After a bench trial, the trial court determined that Douglas needed attendant care for all of his waking hours. Katherine was unable to provide such care, the judge ruled, because she worked full-time outside the home and because Allstate refused to pay an appropriate hourly rate. The trial court concluded that Douglas was entitled to attendant care benefits at the rate of $40 per hour. The trial court entered a judgment for $1,163,395.40, which included attorney fees, interest, and costs. The judgment reflects an award of attendant care benefits of $477,040 from May 31, 2004, to November 1, 2007, and $164,686 from November 1, 2007, to November 18, 2009.

Allstate appealed. In an unpublished per curiam opinion, the Court of Appeals affirmed in part, reversed in part, and remanded for further proceedings. The Court of Appeals held that there was no clear error in the trial judge’s finding that attendant care was reasonably necessary, that Katherine was an appropriate person to provide the care, and that $40 per hour was a reasonable rate. The Court of Appeals went on to note, however, that an insurer has no obligation to pay any attendant care until it receives evidence that services were actually rendered with the expectation of payment. The appellate panel noted that the trial judge did not address the requirement that the caregiver reasonably expected payment when performing attendant care services. Moreover, held the panel, the evidence presented at trial did not reflect that Katherine maintained records of the attendant care she claimed to have provided for her husband.

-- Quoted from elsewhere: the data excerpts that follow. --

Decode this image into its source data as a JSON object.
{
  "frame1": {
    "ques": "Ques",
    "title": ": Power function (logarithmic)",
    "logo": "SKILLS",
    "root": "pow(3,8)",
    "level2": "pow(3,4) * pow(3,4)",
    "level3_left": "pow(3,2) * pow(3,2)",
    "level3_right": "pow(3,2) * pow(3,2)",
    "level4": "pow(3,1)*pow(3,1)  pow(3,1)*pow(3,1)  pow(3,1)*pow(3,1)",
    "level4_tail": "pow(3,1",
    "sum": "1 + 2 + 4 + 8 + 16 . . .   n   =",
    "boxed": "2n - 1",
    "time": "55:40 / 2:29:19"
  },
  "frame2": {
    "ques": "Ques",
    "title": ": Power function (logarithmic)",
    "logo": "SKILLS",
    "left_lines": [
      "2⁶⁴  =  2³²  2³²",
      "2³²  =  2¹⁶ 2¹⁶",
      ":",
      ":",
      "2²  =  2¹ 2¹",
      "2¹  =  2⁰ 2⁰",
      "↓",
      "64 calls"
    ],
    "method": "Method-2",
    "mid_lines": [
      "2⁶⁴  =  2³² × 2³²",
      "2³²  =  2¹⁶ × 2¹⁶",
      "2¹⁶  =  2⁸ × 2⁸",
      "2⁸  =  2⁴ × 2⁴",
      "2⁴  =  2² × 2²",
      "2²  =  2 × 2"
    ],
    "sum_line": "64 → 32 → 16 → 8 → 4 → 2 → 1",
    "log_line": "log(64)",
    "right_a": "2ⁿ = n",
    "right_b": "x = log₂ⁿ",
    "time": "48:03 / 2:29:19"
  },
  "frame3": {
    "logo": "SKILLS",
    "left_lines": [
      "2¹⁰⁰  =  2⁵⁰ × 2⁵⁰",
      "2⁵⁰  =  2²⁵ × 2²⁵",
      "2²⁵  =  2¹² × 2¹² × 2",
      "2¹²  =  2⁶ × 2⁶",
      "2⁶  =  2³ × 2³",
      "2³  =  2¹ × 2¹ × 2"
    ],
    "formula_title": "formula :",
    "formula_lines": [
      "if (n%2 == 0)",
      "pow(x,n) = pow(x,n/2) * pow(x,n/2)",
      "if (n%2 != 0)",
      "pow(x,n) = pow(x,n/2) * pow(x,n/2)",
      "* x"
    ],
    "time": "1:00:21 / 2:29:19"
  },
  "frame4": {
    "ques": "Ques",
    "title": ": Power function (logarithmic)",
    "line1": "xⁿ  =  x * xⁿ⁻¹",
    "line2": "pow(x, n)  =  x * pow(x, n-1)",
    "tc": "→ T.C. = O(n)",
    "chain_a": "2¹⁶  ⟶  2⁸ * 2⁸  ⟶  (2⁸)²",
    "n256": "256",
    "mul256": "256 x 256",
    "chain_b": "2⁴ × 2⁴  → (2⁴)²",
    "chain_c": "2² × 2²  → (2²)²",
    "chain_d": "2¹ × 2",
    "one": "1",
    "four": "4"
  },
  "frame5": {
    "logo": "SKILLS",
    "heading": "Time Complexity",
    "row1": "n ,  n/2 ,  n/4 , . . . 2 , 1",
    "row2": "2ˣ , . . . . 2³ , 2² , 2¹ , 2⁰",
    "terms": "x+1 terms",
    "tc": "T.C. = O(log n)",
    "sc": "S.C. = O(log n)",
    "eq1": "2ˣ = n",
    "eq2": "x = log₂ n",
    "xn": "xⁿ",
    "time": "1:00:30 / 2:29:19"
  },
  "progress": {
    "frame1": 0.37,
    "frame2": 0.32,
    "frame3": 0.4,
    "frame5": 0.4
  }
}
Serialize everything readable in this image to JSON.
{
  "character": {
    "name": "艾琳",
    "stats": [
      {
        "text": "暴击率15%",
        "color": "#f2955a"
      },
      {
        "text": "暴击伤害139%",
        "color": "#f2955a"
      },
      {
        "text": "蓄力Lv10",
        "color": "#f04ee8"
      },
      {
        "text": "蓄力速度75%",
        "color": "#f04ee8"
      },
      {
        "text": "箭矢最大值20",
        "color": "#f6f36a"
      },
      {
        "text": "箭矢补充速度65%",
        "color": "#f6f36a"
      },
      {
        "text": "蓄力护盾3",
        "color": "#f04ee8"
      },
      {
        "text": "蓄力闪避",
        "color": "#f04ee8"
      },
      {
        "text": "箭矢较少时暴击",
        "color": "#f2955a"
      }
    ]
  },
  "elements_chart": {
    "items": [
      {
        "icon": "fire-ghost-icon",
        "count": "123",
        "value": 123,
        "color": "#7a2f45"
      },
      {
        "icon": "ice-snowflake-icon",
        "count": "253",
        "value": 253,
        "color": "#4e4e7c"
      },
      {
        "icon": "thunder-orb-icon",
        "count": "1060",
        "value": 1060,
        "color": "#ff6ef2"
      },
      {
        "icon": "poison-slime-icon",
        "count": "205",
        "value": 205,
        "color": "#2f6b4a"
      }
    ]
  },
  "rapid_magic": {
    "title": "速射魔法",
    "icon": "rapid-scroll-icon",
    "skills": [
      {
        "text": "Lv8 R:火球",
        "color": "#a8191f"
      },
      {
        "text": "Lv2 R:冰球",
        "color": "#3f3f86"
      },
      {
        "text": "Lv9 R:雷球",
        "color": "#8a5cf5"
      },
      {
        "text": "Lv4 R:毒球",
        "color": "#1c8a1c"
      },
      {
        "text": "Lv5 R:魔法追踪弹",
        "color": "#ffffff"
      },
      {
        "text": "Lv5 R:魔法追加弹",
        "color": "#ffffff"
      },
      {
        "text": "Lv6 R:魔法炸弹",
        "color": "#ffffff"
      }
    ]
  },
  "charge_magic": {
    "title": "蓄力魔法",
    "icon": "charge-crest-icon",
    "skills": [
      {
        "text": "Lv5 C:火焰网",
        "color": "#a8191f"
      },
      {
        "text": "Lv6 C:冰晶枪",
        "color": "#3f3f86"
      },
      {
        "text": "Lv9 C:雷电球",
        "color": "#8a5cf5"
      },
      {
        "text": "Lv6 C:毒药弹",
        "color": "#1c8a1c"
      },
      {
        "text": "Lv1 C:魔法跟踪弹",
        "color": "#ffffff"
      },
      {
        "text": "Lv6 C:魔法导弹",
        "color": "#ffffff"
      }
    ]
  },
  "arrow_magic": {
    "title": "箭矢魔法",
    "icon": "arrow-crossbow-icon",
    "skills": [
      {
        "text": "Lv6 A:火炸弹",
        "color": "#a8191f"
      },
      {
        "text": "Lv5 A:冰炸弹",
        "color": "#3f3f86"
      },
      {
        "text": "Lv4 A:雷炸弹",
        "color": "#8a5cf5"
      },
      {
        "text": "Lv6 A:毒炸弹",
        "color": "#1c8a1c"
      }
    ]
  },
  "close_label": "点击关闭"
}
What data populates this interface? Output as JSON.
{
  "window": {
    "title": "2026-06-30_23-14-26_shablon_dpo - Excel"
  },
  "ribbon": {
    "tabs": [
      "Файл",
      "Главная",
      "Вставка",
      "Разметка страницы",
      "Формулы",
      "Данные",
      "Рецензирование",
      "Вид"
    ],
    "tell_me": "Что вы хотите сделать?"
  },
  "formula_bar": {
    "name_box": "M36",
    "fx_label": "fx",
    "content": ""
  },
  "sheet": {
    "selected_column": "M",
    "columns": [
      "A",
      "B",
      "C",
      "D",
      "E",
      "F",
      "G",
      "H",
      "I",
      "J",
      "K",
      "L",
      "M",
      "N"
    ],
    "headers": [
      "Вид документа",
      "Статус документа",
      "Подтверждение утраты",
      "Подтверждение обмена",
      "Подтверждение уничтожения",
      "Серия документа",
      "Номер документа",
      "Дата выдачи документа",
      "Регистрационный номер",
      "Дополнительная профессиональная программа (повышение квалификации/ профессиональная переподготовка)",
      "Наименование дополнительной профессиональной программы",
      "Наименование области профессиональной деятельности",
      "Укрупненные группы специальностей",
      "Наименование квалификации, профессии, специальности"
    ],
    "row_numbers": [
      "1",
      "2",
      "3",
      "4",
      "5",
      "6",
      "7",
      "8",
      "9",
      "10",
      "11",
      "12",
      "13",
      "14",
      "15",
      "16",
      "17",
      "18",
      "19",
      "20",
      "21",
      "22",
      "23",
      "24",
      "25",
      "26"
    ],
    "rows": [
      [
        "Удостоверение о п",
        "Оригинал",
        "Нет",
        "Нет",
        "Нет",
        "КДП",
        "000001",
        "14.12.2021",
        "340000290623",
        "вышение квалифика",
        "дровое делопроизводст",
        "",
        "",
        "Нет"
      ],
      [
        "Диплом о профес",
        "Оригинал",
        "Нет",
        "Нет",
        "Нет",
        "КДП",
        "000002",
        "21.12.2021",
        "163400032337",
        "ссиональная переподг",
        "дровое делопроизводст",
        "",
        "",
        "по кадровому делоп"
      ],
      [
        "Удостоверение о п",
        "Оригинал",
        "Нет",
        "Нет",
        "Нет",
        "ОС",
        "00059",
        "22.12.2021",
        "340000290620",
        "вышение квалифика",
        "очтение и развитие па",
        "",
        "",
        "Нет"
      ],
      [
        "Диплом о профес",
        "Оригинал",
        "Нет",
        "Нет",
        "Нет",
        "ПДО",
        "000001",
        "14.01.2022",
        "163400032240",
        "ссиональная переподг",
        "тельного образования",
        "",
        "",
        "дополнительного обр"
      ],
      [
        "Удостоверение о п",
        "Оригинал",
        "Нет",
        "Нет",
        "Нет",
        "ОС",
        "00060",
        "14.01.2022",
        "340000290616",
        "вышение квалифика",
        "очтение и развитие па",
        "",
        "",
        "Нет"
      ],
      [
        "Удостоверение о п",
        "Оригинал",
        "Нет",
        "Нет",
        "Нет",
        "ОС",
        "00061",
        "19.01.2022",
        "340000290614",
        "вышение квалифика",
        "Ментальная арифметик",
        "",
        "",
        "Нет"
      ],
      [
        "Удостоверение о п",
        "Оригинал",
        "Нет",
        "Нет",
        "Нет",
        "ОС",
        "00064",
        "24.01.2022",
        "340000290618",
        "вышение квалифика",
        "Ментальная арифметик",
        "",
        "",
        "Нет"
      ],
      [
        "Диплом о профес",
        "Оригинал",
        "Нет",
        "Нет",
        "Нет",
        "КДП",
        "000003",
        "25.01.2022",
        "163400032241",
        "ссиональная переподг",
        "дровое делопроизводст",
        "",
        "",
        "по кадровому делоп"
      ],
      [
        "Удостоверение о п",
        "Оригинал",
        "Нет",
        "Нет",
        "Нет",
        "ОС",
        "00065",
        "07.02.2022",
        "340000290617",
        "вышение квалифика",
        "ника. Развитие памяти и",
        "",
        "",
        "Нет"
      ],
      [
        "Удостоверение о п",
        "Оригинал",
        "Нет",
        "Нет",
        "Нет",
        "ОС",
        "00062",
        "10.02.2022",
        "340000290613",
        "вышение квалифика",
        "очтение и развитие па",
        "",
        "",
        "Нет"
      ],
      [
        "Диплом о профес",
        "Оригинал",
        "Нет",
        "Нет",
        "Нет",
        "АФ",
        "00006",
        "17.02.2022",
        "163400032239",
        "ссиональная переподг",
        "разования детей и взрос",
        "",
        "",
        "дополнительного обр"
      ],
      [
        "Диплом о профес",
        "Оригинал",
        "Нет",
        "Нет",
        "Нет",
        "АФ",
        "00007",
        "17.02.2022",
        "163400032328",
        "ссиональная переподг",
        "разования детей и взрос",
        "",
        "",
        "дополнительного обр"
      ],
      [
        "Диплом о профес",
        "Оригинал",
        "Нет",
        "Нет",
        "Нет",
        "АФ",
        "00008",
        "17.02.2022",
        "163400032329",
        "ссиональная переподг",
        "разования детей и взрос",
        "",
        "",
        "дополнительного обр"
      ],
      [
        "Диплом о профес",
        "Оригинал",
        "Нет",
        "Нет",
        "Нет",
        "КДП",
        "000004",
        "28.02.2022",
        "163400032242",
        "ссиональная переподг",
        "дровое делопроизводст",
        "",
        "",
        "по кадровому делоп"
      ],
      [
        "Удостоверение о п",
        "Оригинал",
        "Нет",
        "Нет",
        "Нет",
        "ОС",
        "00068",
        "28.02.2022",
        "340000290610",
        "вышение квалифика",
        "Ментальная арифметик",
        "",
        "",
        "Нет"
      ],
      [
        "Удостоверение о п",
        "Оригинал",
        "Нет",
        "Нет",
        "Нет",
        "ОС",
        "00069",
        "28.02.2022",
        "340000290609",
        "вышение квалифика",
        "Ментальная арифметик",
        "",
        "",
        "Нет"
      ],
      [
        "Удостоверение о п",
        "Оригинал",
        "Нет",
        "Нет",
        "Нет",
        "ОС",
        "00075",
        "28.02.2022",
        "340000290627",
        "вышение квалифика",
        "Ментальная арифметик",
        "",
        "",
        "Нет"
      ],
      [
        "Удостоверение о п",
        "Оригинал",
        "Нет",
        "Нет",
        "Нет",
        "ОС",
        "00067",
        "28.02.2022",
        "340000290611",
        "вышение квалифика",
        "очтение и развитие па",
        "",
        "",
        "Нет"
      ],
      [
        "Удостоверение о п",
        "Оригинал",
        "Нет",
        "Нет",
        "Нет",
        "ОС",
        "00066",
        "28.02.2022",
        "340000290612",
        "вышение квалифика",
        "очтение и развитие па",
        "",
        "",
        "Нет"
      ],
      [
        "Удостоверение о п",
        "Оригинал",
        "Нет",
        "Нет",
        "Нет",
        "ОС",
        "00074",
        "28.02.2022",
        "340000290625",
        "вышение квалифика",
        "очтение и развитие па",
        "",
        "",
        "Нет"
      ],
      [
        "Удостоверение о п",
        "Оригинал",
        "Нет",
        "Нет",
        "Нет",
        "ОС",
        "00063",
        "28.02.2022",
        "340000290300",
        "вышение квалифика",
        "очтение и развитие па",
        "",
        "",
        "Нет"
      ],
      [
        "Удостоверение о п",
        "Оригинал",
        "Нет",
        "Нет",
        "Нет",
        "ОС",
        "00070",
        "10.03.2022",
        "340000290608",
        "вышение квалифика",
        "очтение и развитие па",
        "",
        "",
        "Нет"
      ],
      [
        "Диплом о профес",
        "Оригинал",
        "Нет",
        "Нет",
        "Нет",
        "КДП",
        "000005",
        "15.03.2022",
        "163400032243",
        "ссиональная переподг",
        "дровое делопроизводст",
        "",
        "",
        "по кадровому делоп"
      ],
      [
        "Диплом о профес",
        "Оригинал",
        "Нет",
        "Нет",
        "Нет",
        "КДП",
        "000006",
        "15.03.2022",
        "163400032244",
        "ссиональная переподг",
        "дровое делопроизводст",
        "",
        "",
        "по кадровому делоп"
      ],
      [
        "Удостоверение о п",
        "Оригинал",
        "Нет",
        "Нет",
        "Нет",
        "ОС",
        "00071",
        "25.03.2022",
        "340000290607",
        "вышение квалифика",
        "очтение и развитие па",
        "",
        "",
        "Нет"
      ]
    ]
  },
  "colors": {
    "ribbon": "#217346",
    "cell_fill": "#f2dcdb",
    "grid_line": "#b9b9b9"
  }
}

While Katherine testified at trial regarding the nature of her care for Douglas, her testimony only accounted for services provided through February 19, 2009, which was approximately nine months before the award period ended on November 18, 2009.

The Court of Appeals ultimately concluded that Allstate had no obligation to make payment until it was provided with documentation of Katherine’s attendant care. Therefore, the Court of Appeals remanded the case to the trial court for further proceedings regarding the amount of incurred expenses for attendant care from November 7, 2006, to November 18, 2009. The Court of Appeals directed the trial judge to determine whether Katherine reasonably expected compensation at the time of performance. On remand, explained the panel, the trial judge could take additional testimony, if necessary, and amend its findings, or make new findings and amend the judgment accordingly. Allstate appeals.